Recently, LePage made another comment that has attracted national attention.
On Oct. 22, 2013, a blogger for the Bangor Daily News posted an audio clip from a speech LePage made in Falmouth, Maine. Here’s what the blogger wrote:
"Informed that the event was wrapping up, LePage said he had two more points to make. The first was just one word: ‘energy.’ The second was, he said, in reference to ‘workforce development.’
"‘About 47 percent of able-bodied people in the state of Maine don’t work,’ said LePage.
"On the recording you can hear a member of the audience ask, ‘What?’ LePage repeats himself. ‘About 47 percent. It’s really bad.’"
The blog post inspired a flurry of media attention, in part because LePage’s comment echoed the one from the 2012 presidential campaign in which Republican nominee Mitt Romney said that 47 percent of the American people are "dependent upon government." Romney’s comment was widely considered a blunder that hampered his bid for the White House.
But what about the substance of LePage’s remark? Was he correct that "about 47 percent of able-bodied people in the state of Maine don’t work"? The strength or weakness of Maine’s labor market isn’t out of the mainstream; the unemployment rate in August 2013 was 7.0 percent, putting it in a six-way tie for 22nd place nationally.
We contacted LePage’s press office for supporting evidence, but no one responded. A spokeswoman for LePage did send Huffington Post a statement, saying in part that "the governor understands that not everyone who is dependent on taxpayer dollars is 'able-bodied,' but he does believe that everyone, regardless of their ability or physical condition, can contribute to society in a meaningful way."
The Census Bureau found that Maine’s estimated population in 2012 was 1,329,192. Meanwhile, the Bureau of Labor Statistics found that in August 2013, Maine had 659,059 people employed. So by the roughest calculation, Maine had 670,133 people not working, or about 50 percent.
This number would suggest that LePage is in the ballpark. But calling this a "rough" calculation is too kind. It’s actually a silly way of calculating it.

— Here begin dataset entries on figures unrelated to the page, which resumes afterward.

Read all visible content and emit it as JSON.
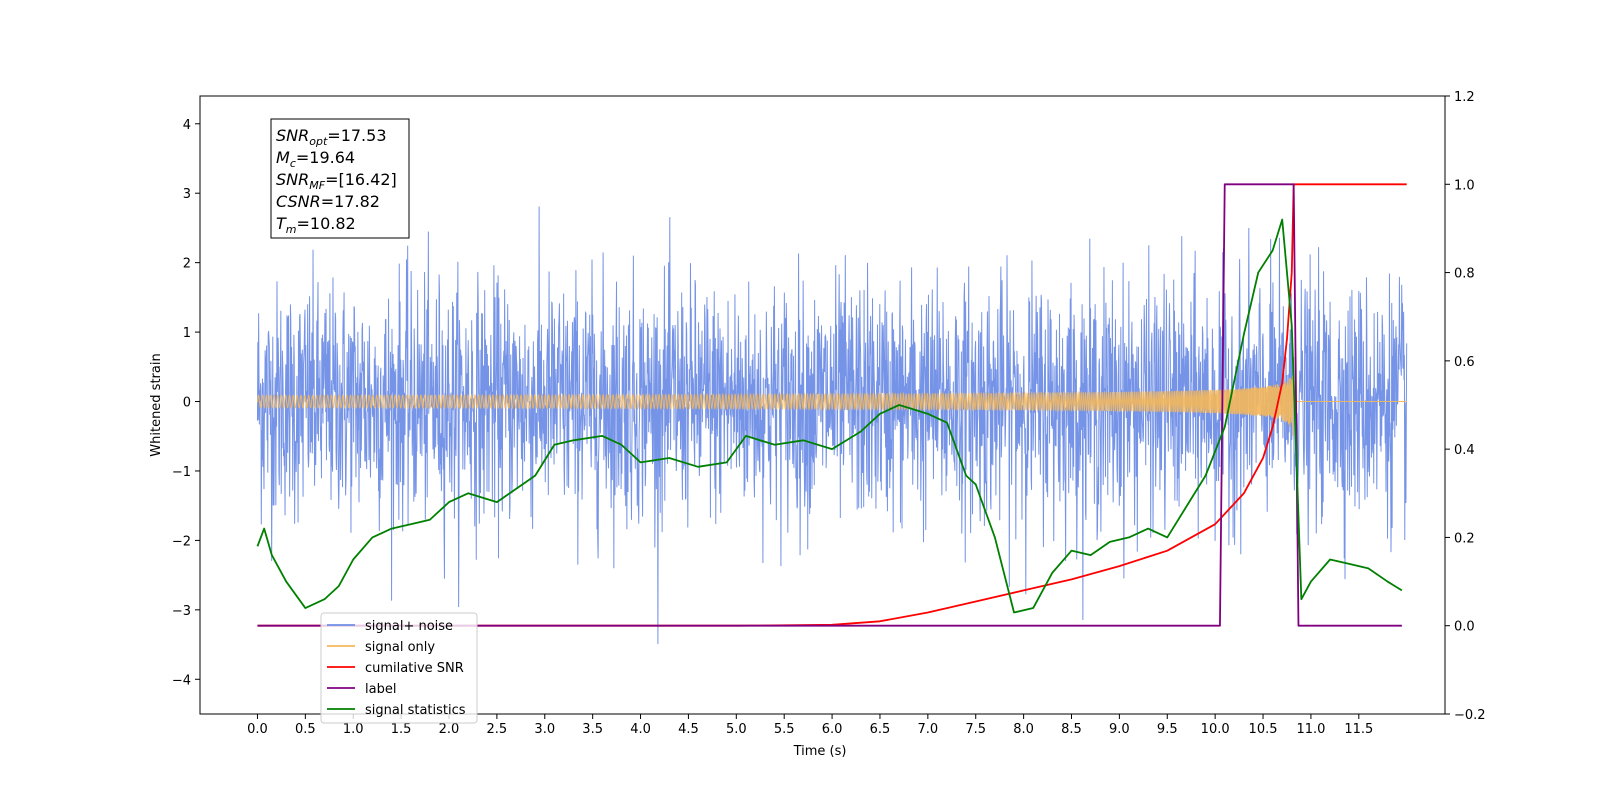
{
  "chart_data": {
    "type": "line",
    "xlabel": "Time (s)",
    "ylabel": "Whitened strain",
    "xlim": [
      -0.6,
      12.4
    ],
    "ylim": [
      -4.5,
      4.4
    ],
    "y2lim": [
      -0.2,
      1.2
    ],
    "x_ticks": [
      "0.0",
      "0.5",
      "1.0",
      "1.5",
      "2.0",
      "2.5",
      "3.0",
      "3.5",
      "4.0",
      "4.5",
      "5.0",
      "5.5",
      "6.0",
      "6.5",
      "7.0",
      "7.5",
      "8.0",
      "8.5",
      "9.0",
      "9.5",
      "10.0",
      "10.5",
      "11.0",
      "11.5"
    ],
    "y_ticks": [
      "4",
      "3",
      "2",
      "1",
      "0",
      "−1",
      "−2",
      "−3",
      "−4"
    ],
    "y2_ticks": [
      "1.2",
      "1.0",
      "0.8",
      "0.6",
      "0.4",
      "0.2",
      "0.0",
      "−0.2"
    ],
    "grid": false,
    "legend_position": "lower-left",
    "annotation": [
      {
        "sym": "SNR",
        "sub": "opt",
        "value": "=17.53"
      },
      {
        "sym": "M",
        "sub": "c",
        "value": "=19.64"
      },
      {
        "sym": "SNR",
        "sub": "MF",
        "value": "=[16.42]"
      },
      {
        "sym": "CSNR",
        "sub": "",
        "value": "=17.82"
      },
      {
        "sym": "T",
        "sub": "m",
        "value": "=10.82"
      }
    ],
    "series": [
      {
        "name": "signal+ noise",
        "color": "#6f8ee6",
        "axis": "left",
        "noise_std": 0.85,
        "x_range": [
          0.0,
          12.0
        ]
      },
      {
        "name": "signal only",
        "color": "#f5b75a",
        "axis": "left",
        "x_range": [
          0.0,
          12.0
        ],
        "merger_time": 10.82
      },
      {
        "name": "cumilative SNR",
        "color": "#ff0000",
        "axis": "right",
        "x": [
          0.0,
          5.0,
          6.0,
          6.5,
          7.0,
          7.5,
          8.0,
          8.5,
          9.0,
          9.5,
          10.0,
          10.3,
          10.5,
          10.6,
          10.7,
          10.75,
          10.8,
          10.82,
          12.0
        ],
        "y": [
          0.0,
          0.0,
          0.002,
          0.01,
          0.03,
          0.055,
          0.08,
          0.105,
          0.135,
          0.17,
          0.23,
          0.3,
          0.38,
          0.45,
          0.55,
          0.65,
          0.8,
          1.0,
          1.0
        ]
      },
      {
        "name": "label",
        "color": "#800080",
        "axis": "right",
        "x": [
          0.0,
          10.05,
          10.1,
          10.82,
          10.87,
          11.95
        ],
        "y": [
          0.0,
          0.0,
          1.0,
          1.0,
          0.0,
          0.0
        ]
      },
      {
        "name": "signal statistics",
        "color": "#008000",
        "axis": "right",
        "x": [
          0.0,
          0.07,
          0.15,
          0.3,
          0.5,
          0.7,
          0.85,
          1.0,
          1.2,
          1.4,
          1.6,
          1.8,
          2.0,
          2.2,
          2.5,
          2.7,
          2.9,
          3.1,
          3.3,
          3.6,
          3.8,
          4.0,
          4.3,
          4.6,
          4.9,
          5.1,
          5.4,
          5.7,
          6.0,
          6.3,
          6.5,
          6.7,
          6.85,
          7.0,
          7.2,
          7.4,
          7.5,
          7.7,
          7.9,
          8.1,
          8.3,
          8.5,
          8.7,
          8.9,
          9.1,
          9.3,
          9.5,
          9.7,
          9.9,
          10.1,
          10.3,
          10.45,
          10.6,
          10.7,
          10.8,
          10.9,
          11.0,
          11.2,
          11.4,
          11.6,
          11.8,
          11.95
        ],
        "y": [
          0.18,
          0.22,
          0.16,
          0.1,
          0.04,
          0.06,
          0.09,
          0.15,
          0.2,
          0.22,
          0.23,
          0.24,
          0.28,
          0.3,
          0.28,
          0.31,
          0.34,
          0.41,
          0.42,
          0.43,
          0.41,
          0.37,
          0.38,
          0.36,
          0.37,
          0.43,
          0.41,
          0.42,
          0.4,
          0.44,
          0.48,
          0.5,
          0.49,
          0.48,
          0.46,
          0.34,
          0.32,
          0.2,
          0.03,
          0.04,
          0.12,
          0.17,
          0.16,
          0.19,
          0.2,
          0.22,
          0.2,
          0.27,
          0.34,
          0.45,
          0.66,
          0.8,
          0.85,
          0.92,
          0.68,
          0.06,
          0.1,
          0.15,
          0.14,
          0.13,
          0.1,
          0.08
        ]
      }
    ]
  }
}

First, doing it this way suggests that everybody -- no matter how old or young -- should be working. The numbers change dramatically if you exclude Maine residents up to age 18 and over 65 from the statistics.
In 2012, Maine’s 18-to-64 population was 836,898. Using this as the denominator means that about 21 percent of Maine residents were not working.

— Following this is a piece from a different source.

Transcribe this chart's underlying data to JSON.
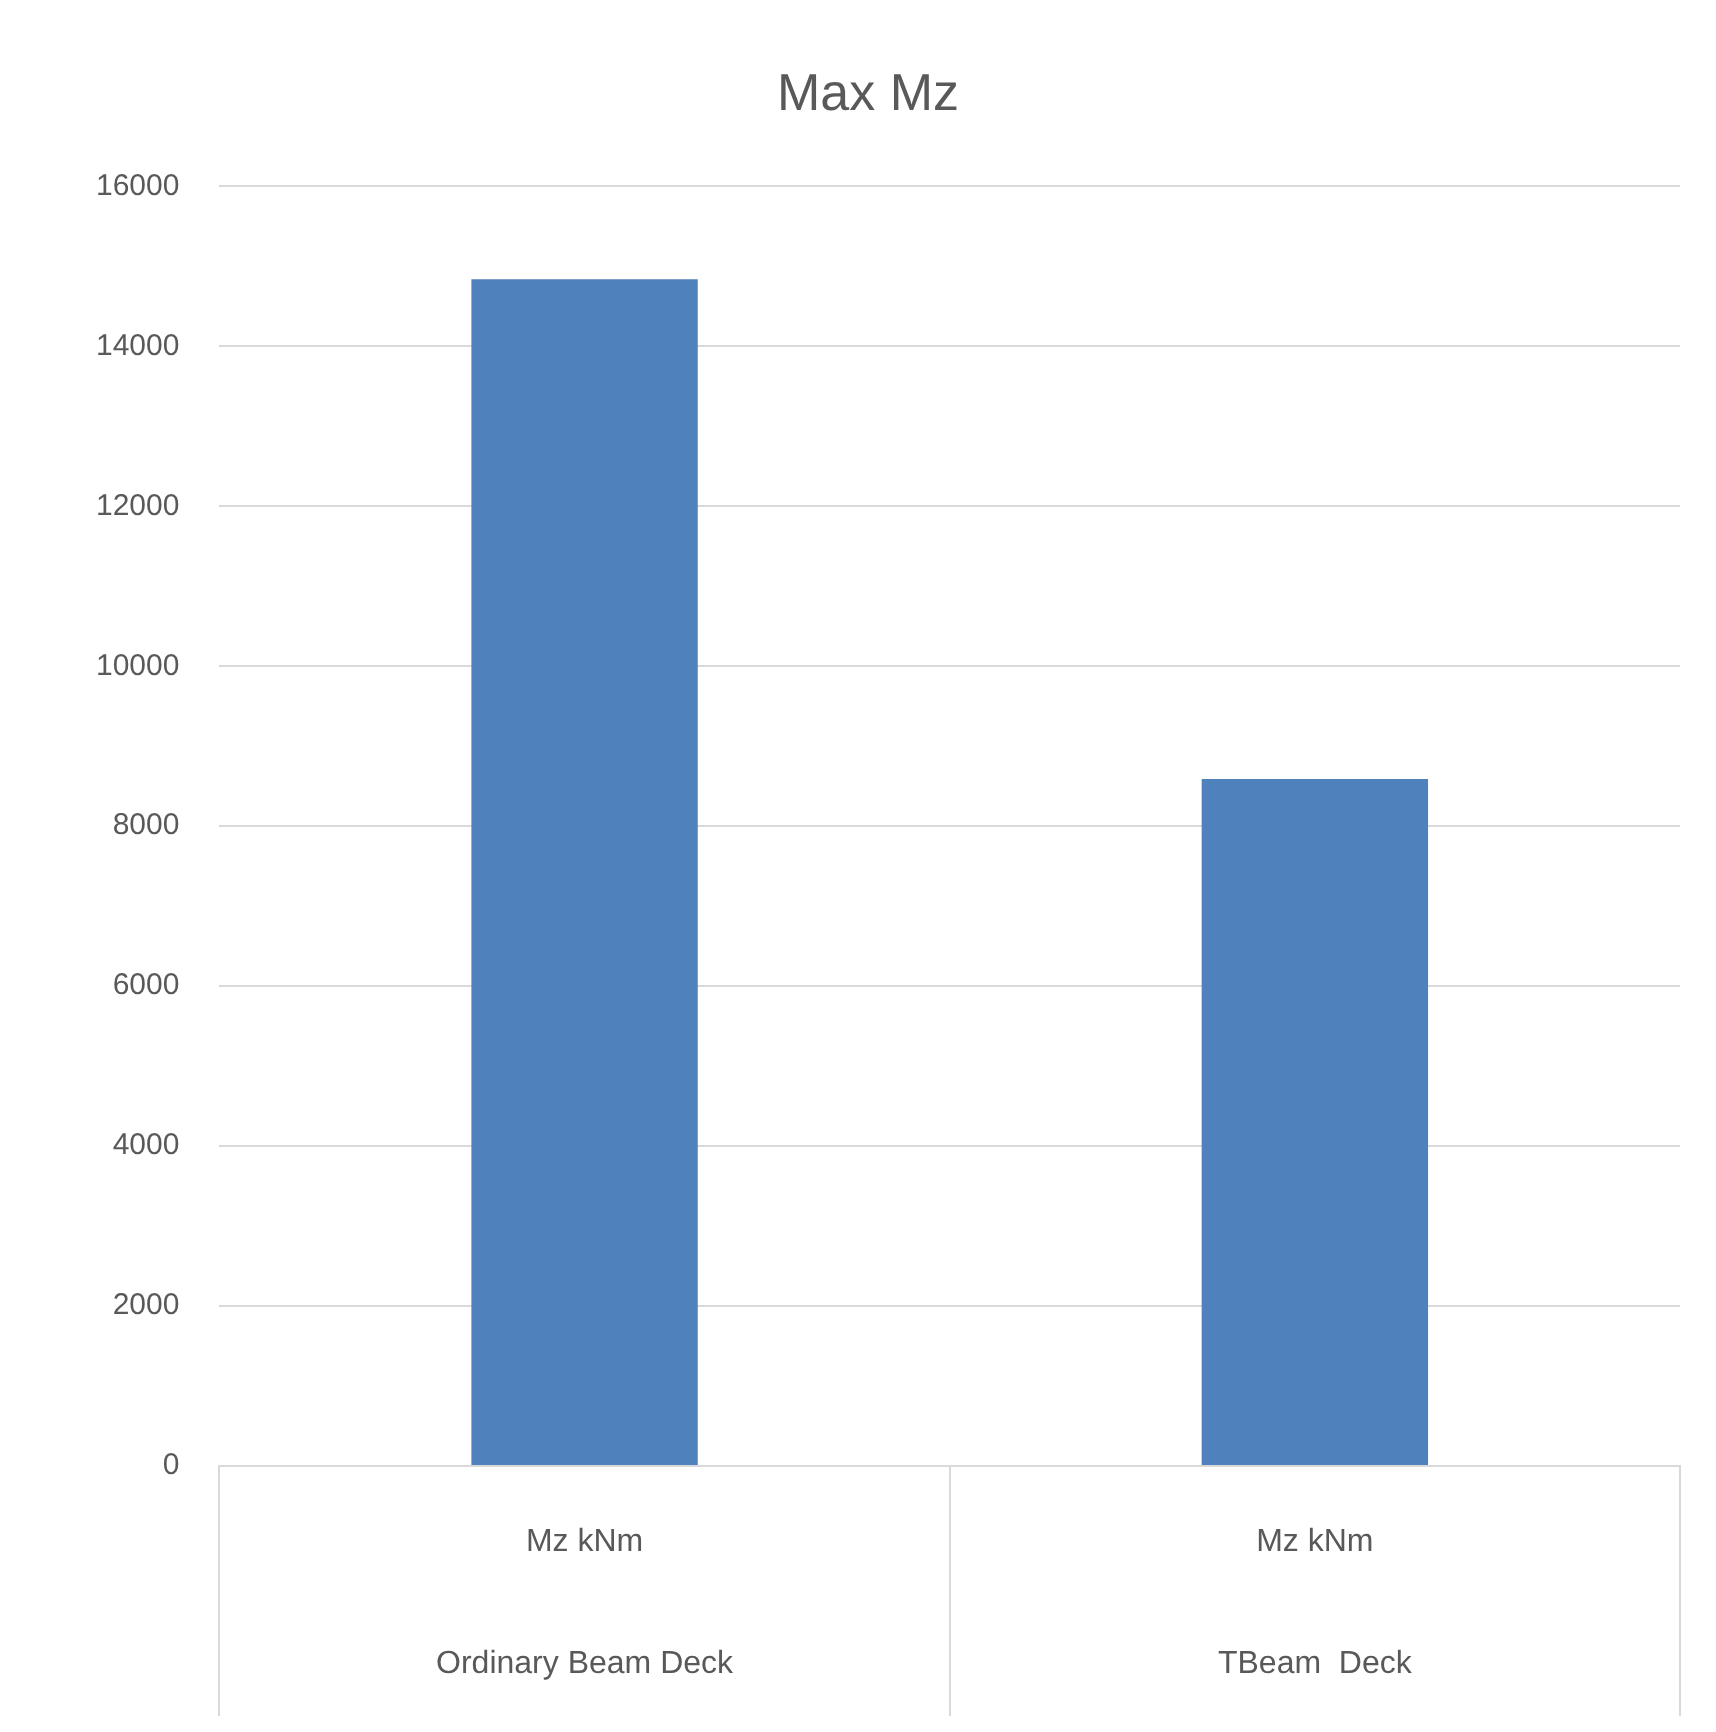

What about LePage’s reference to "able-bodied people"? The Census Bureau has estimated that in 2011, Maine had 101,000 people aged 18 to 64 who have a "health problem or disability which prevents them from working or which limits the kind or amount of work they can do."
If you subtract this group, then there were 735,898 "able-bodied people" age 18 to 64 in Maine, and only 10 percent of them were not working.
Finally, in August 2013, there were 49,966 unemployed people in Maine. These are people who have looked for work recently but have not found it. If you add these to the number of employed Maine residents, then just 3.6 percent of able-bodied Maine residents aged 18 to 64 are neither working nor actively looking for employment.
That’s far off from the 47 percent LePage claimed.
It’s possible to quibble about the specifications we’ve used, said Gary Burtless, an economist with the Brookings Institution. For instance, you could get a bit closer to LePage’s 47 percent figure if you counted 16- and 17-year olds or people up to age 74, who have been working in growing numbers in recent years.
Still, Burtless said, "even if you tried to include all the ‘able-bodied’ Maine residents past 65 in your calculations, I'm pretty confident you'd find Gov. LePage's claim to be ridiculous."
LePage said that "about 47 percent of able-bodied people in the state of Maine don’t work." Unless LePage thinks newborns and nonagenarians ought to get off their tushes and find a job, this is a ridiculous claim.
In reality, only about 10 percent of able-bodied Maine residents aged 18 to 64 aren’t employed. And if you include those who are actively looking for work but who can’t find a job in today’s poor economy, the figure drops as low as 3.6 percent. We rate LePage’s claim Pants on Fire.